Poste tali premesse, si propongono le seguenti soluzioni:

-          istituzione di un ufficio unitario del pubblico ministero a livello distrettuale, che consenta che ogni procedimento sia trattato dallo stesso magistrato a partire dalla notizia di reato fino alla proposizione degli eventuali motivi di ricorso in cassazione. Sul piano strutturale tale ufficio potrebbe essere organizzato in sezioni territorialmente più circoscritte, eventualmente (ma non necessariamente) corrispondenti ai circondari di tribunale, alle quali in via tabellare dovrebbero essere addetti diversi sostituti. A tali sezioni potrebbero essere preposti dirigenti intermedi, ovviamente nominati dal C. S. M., così come altri dirigenti intermedi, anch’essi nominati dal C.S.M., dovrebbero essere preposti a particolari settori di attività all’interno delle sezioni territoriali di maggiori dimensioni;

-          il dirigente dell’ufficio e i dirigenti intermedi dovrebbero dettare criteri operativi   di massima da applicare  in situazioni, di fatto o di diritto, tendenzialmente omogenee;    

-          possibilità del dirigente o dei dirigenti intermedi di ritirare la designazione ai sostituti in caso di divergenze circa attività giudiziarie da svolgere o decisioni da assumere, con obbligo per il dirigente di motivarne per iscritto le ragioni e di trasmetterle d’ufficio al C.S.M.; valutazione del C.S.M. in ogni caso di ritiro della designazione ai sostituti; inserimento nel fascicolo personale del dirigente e del sostituto di ogni valutazione del C.S.M. relativa ai casi di ritiro della designazione, ai fini delle successive valutazioni di professionalità.

 

3) Fattispecie disciplinari.

La fattispecie disciplinare prevista dal comma 1, lettera c) n. 9 dell’articolo 7, nel sanzionare  “l’adozione di atti e provvedimenti il cui contenuto palesemente e inequivocabilmente sia contro la lettera e la volontà della legge..” non fa altro che illustrare una situazione di errore macroscopico di diritto che già oggi costituisce pacificamente illecito disciplinare in virtù di consolidata giurisprudenza e che trova già espressa sanzione in altra previsione della stessa norma proposta, precisamente al numero 3 della stessa lettera c), che sanziona “la grave violazione di legge determinata da ignoranza o negligenza inescusabile”, oltre che “il perseguimento di fini diversi da quelli di giustizia”. Non è dato comprendere, pertanto, la necessità di tale ipotesi, il cui ambito di applicazione è già interamente ricompreso nella disposizione per ultimo citata, e la cui esclusione è estremamente opportuna per tacitare dannose polemiche.

Con riferimento alla previsione di cui alla lettera d) n.7, nulla è da eccepire circa il divieto di iscrizione ai partiti politici, mentre ragionevoli perplessità suscitano invece le ulteriori ipotesi previste, soprattutto in considerazione della problematica compatibilità di esse con i principi costituzionali in materia di diritti fondamentali dei cittadini (diritto di manifestazione del pensiero, di libera associazione) che possono essere compressi per determinare categorie, ma solo nei limiti ( per materia da intendere di stretta interpretazione)  previsti dalla stessa Costituzione.
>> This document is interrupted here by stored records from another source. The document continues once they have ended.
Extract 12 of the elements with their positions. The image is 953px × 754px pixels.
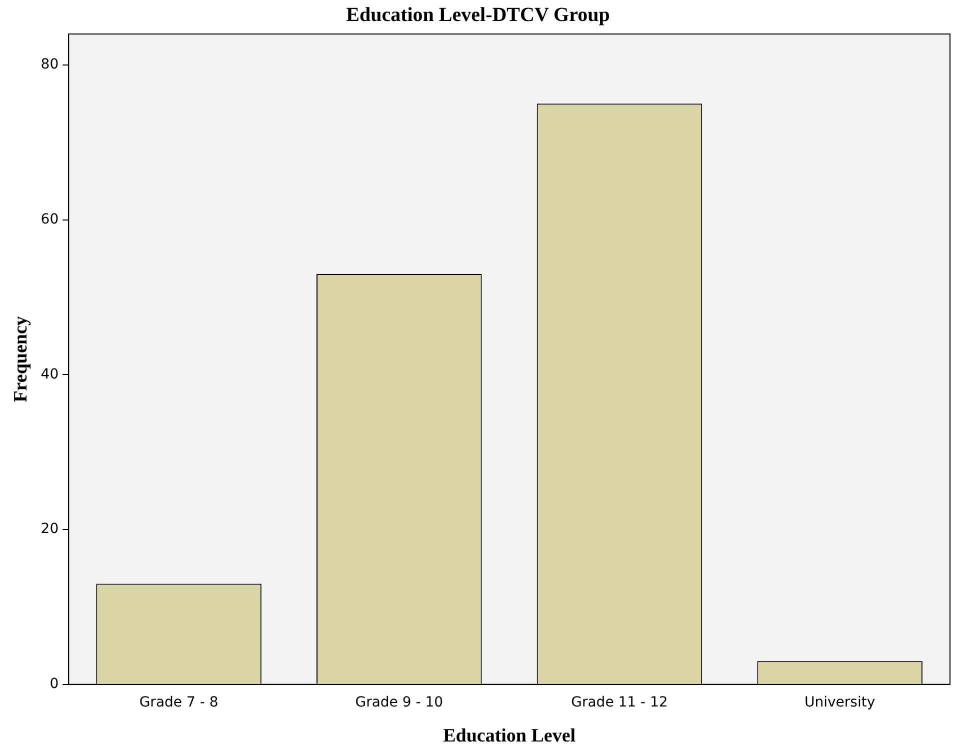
- y-tick-label: 60: [40, 211, 59, 228]
- x-axis-title: Education Level: [443, 726, 576, 747]
- y-tick-label: 40: [40, 366, 59, 382]
- y-axis-title: Frequency: [10, 316, 32, 402]
- y-tick-label: 20: [40, 521, 59, 538]
- chart-title: Education Level-DTCV Group: [346, 4, 610, 26]
- y-tick-label: 0: [50, 676, 59, 692]
- x-tick-label: Grade 9 - 10: [355, 694, 444, 710]
- x-tick-label: Grade 11 - 12: [571, 694, 668, 710]
- x-tick-label: Grade 7 - 8: [139, 694, 218, 710]
- y-tick-label: 80: [40, 56, 59, 73]
- x-tick-label: University: [804, 694, 876, 710]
Una soluzione praticabile per rafforzare l’obbligo di imparzialità dei magistrati senza comprimere ingiustamente diritti fondamentali loro spettanti in qualità di cittadini consisterebbe nell’integrare il contenuto della norma con ulteriori specificazioni di fattispecie che la riempiano di concretezza e ne delineino un disvalore oggettivo, sull’esempio del secondo comma dell’articolo 8 del codice etico dei magistrati elaborato dall’Associazione Nazionale Magistrati che stabilisce che il magistrato “evita qualsiasi coinvolgimento in centri di potere partitici o affaristici che possano condizionare l’esercizio delle sue funzioni o comunque appannarne l’immagine”, previsione che certamente non potrebbe mai riguardare la partecipazione ad attività puramente ideali (ad esempio il sostegno ad una causa socialmente apprezzabile) che pur possano avere riflessi in sede politica, ma altrettanto certamente colpirebbe attività quali il sostegno ad una campagna elettorale o simili, queste sì idonee a screditare l’immagine di imparzialità del magistrato.